To use it: drag the .whl onto the tool, browse the file tree, and read METADATA, RECORD, WHEEL, and the package source directly. Once you are satisfied, run pip install <wheel>. See the archive formats overview for other ZIP-based formats (.apk, .epub, .jar, .docx) you can open the same way.

Frequently asked questions

What is a .whl file?

A .whl file is a Python wheel: a ZIP-format archive that is the standard built-package format pip installs. Defined by PEP 427, it contains the importable package plus a .dist-info metadata directory, and its filename encodes which Python version and platform it was built for. Because it is pre-built, pip installs it by unpacking it into site-packages with no compiler needed.

How do I install a Python wheel?

Run pip install path/to/package-1.0.0-py3-none-any.whl from the directory containing the wheel, or give pip the full path. pip reads the filename tags to confirm the wheel matches your interpreter and platform, unpacks it into your site-packages, and writes the RECORD manifest for later uninstall. If the tags do not match (for example a cp312 wheel on Python 3.11), pip will refuse with an error.

What do the tags in a wheel filename mean?

The filename is {name}-{version}(-{build tag})-{python tag}-{abi tag}-{platform tag}.whl. The python tag (py3, cp312) says which interpreter and version it targets; the abi tag (none, abi3, cp312) says which binary interface compiled extensions need; the platform tag (any, manylinux_2_17_x86_64, macosx_11_0_arm64, win_amd64) says which OS and CPU. A py3-none-any wheel runs anywhere; a cp312-cp312-manylinux_2_17_x86_64 wheel runs only on CPython 3.12 on 64-bit Linux.

What is the difference between a wheel and a source distribution (sdist)?

A wheel (.whl) is a binary, pre-built distribution: pip just unpacks it into site-packages. A source distribution, or sdist (.tar.gz), is the raw project source that pip must build before installing — for packages with C extensions that means invoking a C compiler and requires a build toolchain on your machine. pip prefers wheels and only falls back to building from an sdist when no matching wheel exists, which is when missing-compiler errors typically appear.

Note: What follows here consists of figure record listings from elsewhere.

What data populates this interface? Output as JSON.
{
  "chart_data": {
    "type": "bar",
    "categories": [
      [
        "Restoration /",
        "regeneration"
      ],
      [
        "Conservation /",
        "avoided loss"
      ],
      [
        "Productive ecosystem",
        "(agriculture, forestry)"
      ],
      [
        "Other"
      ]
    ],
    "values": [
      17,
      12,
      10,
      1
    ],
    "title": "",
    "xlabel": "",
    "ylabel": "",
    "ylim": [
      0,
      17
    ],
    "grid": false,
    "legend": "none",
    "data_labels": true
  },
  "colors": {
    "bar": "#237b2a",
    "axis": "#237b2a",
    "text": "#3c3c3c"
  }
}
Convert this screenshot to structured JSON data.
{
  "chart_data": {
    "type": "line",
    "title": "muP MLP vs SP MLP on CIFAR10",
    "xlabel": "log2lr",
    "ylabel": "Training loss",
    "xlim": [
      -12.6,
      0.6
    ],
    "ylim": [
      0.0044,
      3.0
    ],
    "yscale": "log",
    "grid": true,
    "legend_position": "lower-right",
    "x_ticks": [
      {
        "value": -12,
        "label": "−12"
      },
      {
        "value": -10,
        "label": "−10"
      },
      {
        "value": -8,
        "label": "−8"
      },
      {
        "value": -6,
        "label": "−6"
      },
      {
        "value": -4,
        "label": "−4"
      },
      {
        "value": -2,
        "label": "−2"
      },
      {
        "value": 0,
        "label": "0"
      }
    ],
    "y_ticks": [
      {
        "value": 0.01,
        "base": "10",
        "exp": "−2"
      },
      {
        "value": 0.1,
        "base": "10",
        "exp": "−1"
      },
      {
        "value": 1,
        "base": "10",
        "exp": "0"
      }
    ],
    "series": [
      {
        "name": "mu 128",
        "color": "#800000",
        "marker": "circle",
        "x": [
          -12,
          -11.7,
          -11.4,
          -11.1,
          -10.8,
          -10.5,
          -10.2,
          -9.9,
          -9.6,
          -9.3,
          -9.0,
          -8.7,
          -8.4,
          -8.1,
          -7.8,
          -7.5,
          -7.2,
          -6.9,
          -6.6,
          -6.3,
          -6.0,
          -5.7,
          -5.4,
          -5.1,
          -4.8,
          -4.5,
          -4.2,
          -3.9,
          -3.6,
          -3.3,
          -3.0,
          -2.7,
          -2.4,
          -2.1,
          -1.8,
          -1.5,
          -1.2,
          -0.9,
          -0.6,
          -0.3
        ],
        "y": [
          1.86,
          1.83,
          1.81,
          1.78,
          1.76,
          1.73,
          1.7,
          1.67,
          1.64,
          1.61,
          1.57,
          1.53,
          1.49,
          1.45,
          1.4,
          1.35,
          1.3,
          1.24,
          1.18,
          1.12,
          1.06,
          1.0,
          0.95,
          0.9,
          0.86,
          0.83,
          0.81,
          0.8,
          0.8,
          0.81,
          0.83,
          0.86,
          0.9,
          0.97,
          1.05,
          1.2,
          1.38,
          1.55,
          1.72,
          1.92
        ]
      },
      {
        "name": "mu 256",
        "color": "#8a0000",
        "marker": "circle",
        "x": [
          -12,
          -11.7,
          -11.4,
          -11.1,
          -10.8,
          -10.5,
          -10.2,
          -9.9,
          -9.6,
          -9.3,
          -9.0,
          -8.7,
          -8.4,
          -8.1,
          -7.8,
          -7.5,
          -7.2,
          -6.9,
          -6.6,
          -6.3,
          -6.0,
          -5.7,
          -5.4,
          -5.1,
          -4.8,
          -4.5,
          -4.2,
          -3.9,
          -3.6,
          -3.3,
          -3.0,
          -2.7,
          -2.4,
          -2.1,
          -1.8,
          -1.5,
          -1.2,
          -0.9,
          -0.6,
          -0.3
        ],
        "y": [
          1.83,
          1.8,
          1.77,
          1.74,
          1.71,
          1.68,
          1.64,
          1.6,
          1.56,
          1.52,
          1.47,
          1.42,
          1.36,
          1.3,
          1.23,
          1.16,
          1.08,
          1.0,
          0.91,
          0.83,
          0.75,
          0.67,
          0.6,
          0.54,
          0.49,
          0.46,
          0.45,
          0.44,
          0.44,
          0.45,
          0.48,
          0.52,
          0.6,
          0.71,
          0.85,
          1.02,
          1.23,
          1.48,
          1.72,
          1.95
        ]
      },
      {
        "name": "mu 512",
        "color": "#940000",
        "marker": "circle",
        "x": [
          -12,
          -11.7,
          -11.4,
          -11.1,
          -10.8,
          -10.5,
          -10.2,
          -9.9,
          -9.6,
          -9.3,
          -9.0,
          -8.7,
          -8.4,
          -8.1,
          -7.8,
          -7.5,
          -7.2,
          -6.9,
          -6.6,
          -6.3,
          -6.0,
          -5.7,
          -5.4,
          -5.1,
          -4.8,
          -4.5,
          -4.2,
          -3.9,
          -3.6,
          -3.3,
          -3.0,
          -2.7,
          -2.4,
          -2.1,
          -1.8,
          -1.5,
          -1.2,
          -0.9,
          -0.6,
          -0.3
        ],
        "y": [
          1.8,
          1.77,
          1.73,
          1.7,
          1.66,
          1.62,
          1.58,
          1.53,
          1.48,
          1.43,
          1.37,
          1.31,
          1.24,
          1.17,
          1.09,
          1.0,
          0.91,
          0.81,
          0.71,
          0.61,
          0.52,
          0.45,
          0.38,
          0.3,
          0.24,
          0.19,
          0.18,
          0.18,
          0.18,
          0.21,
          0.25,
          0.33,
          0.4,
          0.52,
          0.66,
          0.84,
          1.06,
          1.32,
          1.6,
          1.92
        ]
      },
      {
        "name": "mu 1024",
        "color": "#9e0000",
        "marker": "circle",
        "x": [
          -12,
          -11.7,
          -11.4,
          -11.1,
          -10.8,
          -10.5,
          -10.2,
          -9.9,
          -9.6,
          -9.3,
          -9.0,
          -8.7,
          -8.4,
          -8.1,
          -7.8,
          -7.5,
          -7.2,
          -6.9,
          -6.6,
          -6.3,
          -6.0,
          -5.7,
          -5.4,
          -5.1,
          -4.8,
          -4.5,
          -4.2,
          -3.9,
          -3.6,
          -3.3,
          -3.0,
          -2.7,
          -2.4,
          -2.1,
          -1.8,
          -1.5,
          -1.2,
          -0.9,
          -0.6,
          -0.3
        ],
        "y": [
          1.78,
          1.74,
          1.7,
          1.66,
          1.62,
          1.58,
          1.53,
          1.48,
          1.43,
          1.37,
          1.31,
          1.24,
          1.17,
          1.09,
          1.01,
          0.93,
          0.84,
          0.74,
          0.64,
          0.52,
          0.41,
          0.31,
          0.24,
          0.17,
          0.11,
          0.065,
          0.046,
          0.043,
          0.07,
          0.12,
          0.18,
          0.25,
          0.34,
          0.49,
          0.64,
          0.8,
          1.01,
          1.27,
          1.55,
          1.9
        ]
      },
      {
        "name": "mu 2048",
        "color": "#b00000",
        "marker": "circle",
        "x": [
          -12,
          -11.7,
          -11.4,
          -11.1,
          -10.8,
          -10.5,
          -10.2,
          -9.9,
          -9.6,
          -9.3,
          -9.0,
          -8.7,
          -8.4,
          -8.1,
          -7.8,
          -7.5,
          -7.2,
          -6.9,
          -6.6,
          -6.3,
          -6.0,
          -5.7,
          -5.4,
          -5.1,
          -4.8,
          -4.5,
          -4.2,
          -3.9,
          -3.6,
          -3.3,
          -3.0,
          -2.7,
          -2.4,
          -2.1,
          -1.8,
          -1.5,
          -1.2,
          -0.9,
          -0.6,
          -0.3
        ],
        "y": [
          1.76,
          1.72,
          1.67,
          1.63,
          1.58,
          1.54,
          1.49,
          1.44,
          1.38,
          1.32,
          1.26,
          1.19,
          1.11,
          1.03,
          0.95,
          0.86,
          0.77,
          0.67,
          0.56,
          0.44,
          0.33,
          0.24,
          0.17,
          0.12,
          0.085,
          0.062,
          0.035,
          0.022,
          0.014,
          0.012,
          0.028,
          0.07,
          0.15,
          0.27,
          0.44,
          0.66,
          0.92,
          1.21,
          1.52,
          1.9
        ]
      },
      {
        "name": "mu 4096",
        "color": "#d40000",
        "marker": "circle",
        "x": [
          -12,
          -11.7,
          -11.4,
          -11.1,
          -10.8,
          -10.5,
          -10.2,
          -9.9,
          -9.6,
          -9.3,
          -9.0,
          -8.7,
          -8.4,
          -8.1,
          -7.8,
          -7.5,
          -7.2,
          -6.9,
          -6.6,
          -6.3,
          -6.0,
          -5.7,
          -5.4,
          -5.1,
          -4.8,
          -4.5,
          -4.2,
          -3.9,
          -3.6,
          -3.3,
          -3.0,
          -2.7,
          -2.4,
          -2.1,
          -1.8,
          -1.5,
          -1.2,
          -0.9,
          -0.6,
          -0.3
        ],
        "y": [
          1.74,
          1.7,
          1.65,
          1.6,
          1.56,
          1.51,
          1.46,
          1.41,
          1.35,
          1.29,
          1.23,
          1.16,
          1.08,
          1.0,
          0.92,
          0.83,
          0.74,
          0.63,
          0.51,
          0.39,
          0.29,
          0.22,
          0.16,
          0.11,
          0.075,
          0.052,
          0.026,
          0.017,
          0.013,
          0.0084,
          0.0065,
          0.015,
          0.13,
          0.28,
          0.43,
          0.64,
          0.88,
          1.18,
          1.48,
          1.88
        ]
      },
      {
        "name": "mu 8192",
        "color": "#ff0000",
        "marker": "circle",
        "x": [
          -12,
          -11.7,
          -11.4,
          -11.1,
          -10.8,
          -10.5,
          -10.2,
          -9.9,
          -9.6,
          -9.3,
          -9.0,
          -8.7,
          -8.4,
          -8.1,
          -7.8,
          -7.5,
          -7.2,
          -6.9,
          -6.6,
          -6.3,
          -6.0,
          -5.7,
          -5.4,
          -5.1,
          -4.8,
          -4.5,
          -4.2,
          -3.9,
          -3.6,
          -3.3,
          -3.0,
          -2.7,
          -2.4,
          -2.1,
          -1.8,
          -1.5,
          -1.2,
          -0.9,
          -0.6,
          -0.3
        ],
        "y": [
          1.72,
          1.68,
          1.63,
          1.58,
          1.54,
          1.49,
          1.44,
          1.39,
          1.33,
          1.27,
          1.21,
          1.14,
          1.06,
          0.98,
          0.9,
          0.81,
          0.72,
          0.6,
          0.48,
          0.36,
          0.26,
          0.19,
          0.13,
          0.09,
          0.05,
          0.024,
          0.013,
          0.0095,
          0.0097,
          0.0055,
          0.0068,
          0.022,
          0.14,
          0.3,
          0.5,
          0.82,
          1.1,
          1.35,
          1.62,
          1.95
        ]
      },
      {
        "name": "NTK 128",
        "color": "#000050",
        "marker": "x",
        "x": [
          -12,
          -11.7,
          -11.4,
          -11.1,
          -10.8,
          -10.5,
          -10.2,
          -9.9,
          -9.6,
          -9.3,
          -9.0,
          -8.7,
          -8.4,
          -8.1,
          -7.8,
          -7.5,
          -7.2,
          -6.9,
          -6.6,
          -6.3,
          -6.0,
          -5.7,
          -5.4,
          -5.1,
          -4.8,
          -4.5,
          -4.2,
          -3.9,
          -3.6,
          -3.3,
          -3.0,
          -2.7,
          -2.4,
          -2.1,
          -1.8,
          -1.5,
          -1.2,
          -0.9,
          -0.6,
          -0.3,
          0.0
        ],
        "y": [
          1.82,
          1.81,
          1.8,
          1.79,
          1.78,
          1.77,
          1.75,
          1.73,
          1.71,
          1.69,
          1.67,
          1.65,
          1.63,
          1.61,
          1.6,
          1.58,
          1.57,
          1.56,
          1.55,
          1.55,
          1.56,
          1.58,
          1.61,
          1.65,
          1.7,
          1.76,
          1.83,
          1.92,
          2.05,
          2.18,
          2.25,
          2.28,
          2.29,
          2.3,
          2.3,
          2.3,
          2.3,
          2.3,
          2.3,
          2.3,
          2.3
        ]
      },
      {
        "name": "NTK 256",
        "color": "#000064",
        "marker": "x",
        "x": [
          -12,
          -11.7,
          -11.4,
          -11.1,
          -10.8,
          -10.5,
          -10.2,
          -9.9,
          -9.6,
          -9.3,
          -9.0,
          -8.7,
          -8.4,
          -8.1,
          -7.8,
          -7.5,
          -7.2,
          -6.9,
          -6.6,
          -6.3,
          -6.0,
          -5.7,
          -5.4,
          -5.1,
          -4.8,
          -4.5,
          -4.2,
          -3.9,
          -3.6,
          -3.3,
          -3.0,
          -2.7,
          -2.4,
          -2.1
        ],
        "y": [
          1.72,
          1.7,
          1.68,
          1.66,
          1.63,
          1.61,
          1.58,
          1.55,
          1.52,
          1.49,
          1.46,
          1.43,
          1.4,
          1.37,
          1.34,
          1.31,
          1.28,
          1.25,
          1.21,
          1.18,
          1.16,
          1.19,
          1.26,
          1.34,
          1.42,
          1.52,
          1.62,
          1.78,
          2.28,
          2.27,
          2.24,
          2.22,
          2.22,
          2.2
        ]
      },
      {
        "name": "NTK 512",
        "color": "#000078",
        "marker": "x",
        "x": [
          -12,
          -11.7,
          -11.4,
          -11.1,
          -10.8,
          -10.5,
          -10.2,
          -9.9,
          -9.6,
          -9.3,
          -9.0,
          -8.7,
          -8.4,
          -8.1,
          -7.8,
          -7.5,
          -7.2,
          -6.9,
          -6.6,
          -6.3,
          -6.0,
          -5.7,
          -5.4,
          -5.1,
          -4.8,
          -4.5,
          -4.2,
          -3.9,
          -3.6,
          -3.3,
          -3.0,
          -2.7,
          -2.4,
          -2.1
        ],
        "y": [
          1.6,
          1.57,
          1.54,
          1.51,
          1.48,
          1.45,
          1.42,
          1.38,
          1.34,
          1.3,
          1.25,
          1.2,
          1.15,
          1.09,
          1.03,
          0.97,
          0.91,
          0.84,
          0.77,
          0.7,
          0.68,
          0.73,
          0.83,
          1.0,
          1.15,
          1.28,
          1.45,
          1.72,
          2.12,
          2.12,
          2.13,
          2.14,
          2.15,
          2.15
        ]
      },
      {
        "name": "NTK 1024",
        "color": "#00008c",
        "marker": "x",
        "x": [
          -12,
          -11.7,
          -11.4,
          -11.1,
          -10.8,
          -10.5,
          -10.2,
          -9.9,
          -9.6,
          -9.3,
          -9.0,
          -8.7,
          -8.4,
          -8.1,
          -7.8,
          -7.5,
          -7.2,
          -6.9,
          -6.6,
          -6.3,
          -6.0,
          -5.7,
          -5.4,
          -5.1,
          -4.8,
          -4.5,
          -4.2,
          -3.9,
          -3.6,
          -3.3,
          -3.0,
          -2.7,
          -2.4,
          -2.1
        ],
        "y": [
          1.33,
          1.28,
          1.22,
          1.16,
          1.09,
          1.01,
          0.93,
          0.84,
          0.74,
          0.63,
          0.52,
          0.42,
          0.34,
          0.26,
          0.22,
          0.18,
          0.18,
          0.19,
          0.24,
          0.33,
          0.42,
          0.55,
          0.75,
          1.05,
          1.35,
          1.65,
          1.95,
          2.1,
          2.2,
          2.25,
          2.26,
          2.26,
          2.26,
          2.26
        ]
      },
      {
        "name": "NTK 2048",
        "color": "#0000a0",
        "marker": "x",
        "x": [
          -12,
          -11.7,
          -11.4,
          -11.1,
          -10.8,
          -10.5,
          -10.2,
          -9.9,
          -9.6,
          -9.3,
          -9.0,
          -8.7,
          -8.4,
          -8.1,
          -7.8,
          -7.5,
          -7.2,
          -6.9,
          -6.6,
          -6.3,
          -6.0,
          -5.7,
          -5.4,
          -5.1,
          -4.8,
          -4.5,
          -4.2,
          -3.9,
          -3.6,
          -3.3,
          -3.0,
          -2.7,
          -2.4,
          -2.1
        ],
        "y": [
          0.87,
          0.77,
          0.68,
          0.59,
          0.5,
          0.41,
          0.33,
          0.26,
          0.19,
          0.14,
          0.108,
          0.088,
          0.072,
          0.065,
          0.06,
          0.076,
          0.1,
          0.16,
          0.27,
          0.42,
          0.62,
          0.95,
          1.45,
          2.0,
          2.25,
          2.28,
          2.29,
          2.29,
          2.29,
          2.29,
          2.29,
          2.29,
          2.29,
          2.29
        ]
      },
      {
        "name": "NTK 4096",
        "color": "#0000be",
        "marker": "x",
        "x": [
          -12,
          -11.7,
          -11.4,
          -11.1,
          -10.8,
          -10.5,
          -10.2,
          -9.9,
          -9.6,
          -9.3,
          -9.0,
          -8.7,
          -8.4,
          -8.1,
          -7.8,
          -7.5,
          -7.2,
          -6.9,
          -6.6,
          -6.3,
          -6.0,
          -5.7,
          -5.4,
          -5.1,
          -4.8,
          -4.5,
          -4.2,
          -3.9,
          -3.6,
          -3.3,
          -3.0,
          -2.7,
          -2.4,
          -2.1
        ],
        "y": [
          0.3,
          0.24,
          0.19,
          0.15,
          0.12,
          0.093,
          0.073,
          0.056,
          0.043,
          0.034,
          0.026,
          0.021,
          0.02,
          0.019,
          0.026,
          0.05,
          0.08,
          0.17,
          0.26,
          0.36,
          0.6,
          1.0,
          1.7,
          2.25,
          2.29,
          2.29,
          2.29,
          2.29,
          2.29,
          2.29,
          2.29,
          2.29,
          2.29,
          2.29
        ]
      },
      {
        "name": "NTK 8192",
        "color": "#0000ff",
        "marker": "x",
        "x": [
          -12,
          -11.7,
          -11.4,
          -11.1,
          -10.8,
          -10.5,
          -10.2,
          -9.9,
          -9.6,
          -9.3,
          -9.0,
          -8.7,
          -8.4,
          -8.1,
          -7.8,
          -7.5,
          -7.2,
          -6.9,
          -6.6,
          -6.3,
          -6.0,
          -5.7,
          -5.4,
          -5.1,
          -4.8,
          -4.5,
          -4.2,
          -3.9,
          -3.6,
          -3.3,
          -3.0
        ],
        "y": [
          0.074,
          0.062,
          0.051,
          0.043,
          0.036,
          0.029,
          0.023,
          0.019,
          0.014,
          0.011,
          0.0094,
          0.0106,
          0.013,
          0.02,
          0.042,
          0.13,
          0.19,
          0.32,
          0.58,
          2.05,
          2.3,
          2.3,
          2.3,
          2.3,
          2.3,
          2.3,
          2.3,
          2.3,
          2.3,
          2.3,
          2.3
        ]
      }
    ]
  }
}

Is a Python wheel just a zip?

Yes. A .whl file is a standard ZIP archive — rename it to .zip and any unzip tool will open it. The .whl extension and the structured filename are conventions pip and the packaging tooling rely on, but the bytes inside are an ordinary ZIP containing the package directory, a {name}-{version}.dist-info metadata folder, and a RECORD manifest of every installed file. You can inspect one with any ZIP viewer before installing.